2. Antigonus of Carystus (born 295-290 B.C., Susemihl Geschichte d. gr. Lit. in der Alexandrinerzeit i. p. 468) Ἱστοριῶν παραδόξων συναγωγή, c. vii. (ed. Keller, 1877). ἴδιον δὲ καὶ τὸ περὶ τὰ ἔντερα τῶν προβάτων: τὰ μὲν γὰρ τῶν κριῶν ἐστιν ἄφωνα, τὰ δὲ τῶν θηλειῶν εὔφωνα, ὅθεν καὶ τὸν ποιητὴν ὑπολάβοι τις εἰρηκέναι, πολυπράγμονα πανταχοῦ καὶ περιττὸν ὄντα
ἑπτὰ δὲ θηλυτέρων οἴων ἐτανύσσατο χορδάς. = Herm. 51, with the variant θηλυτέρων for συμφώνους.
Antigonus, like every other scientist and antiquarian, seeks a support for his opinion in Homer. He quoted this verse because it contained the word θηλυτέρων, and the view5 that he conjectured it is evidently preposterous. The translation of the phrase ὅθεν κτλ. will be and one may suppose this was the reason why Homer said.
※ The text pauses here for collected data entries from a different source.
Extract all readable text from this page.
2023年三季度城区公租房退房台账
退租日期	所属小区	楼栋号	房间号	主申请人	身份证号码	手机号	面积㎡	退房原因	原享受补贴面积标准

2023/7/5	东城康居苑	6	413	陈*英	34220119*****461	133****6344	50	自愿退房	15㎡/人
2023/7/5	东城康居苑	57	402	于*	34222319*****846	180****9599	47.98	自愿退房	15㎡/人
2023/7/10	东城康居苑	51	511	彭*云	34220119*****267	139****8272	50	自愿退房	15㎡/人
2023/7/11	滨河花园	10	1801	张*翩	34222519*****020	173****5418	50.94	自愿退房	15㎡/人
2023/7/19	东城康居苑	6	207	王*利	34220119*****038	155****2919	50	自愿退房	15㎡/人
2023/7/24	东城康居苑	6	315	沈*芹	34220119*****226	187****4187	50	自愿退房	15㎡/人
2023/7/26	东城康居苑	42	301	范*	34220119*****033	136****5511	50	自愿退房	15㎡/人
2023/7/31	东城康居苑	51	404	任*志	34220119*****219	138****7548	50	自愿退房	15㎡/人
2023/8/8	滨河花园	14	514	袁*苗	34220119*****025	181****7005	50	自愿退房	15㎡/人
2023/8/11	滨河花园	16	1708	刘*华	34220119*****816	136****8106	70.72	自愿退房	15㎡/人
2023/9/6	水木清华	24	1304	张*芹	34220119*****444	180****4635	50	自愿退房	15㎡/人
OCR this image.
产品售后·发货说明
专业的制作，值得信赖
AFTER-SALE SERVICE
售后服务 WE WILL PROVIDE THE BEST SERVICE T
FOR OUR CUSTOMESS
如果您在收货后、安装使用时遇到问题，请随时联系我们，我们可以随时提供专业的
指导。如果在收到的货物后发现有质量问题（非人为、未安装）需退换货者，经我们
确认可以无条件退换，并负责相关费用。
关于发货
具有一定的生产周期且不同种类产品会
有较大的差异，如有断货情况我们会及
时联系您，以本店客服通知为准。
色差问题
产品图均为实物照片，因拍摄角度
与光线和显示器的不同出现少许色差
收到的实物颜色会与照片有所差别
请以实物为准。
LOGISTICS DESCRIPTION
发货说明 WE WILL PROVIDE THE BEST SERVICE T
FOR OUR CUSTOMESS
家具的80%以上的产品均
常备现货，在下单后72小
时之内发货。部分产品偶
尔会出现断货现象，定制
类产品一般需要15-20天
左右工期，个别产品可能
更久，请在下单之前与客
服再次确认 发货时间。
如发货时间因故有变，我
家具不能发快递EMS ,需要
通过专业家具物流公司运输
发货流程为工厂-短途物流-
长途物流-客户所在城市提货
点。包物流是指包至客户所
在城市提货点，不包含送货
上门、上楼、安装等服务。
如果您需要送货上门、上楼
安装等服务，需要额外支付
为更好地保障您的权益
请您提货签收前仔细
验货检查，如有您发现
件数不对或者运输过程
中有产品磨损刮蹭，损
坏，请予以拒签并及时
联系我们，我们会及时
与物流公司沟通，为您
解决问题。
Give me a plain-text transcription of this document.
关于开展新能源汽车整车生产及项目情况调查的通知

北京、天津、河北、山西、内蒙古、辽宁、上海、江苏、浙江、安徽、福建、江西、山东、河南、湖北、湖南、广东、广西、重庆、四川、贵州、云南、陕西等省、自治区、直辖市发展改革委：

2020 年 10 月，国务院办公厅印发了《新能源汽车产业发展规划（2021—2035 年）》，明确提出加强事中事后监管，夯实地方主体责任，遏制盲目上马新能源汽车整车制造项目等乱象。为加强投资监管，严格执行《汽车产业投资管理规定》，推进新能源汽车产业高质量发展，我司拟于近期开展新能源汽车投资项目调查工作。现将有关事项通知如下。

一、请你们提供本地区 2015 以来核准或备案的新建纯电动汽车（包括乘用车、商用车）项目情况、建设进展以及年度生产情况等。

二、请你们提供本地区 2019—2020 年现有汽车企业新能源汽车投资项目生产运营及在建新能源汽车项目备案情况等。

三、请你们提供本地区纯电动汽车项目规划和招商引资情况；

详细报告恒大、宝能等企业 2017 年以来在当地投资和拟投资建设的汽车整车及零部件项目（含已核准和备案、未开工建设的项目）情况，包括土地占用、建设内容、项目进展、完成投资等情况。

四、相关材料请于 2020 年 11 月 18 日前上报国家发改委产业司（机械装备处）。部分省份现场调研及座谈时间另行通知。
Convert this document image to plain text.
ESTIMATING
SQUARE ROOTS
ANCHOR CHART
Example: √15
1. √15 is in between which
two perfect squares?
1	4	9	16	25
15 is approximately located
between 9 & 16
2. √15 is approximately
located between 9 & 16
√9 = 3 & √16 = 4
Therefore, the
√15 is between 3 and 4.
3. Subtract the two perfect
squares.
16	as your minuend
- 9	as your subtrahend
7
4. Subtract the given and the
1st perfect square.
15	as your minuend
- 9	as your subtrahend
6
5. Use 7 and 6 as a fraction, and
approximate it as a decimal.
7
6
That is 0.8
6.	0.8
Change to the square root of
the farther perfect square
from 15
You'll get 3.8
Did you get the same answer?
Similar expressions in Antigonus are c. xxv. ὅθεν δὴ καὶ ὁ ποιητὴς τὸ θρυλούμενον ἔγραψεν, c. xix. ᾧ καὶ φαίνεται Φιλητᾶς προσέχειν, ἱκανῶς ὢν περίεργος. It might rather be questioned if συμφώνους, which is far the earliest instance of the word, were not an interpretation of θηλυτέρων, based upon the same belief which is stated in Antigonus. θηλύτερος in Homer is applied only to women or goddesses, except in the curious reading of the πολιτικαί Φ 454 νήσων θηλυτεράων for τηλεδαπάων.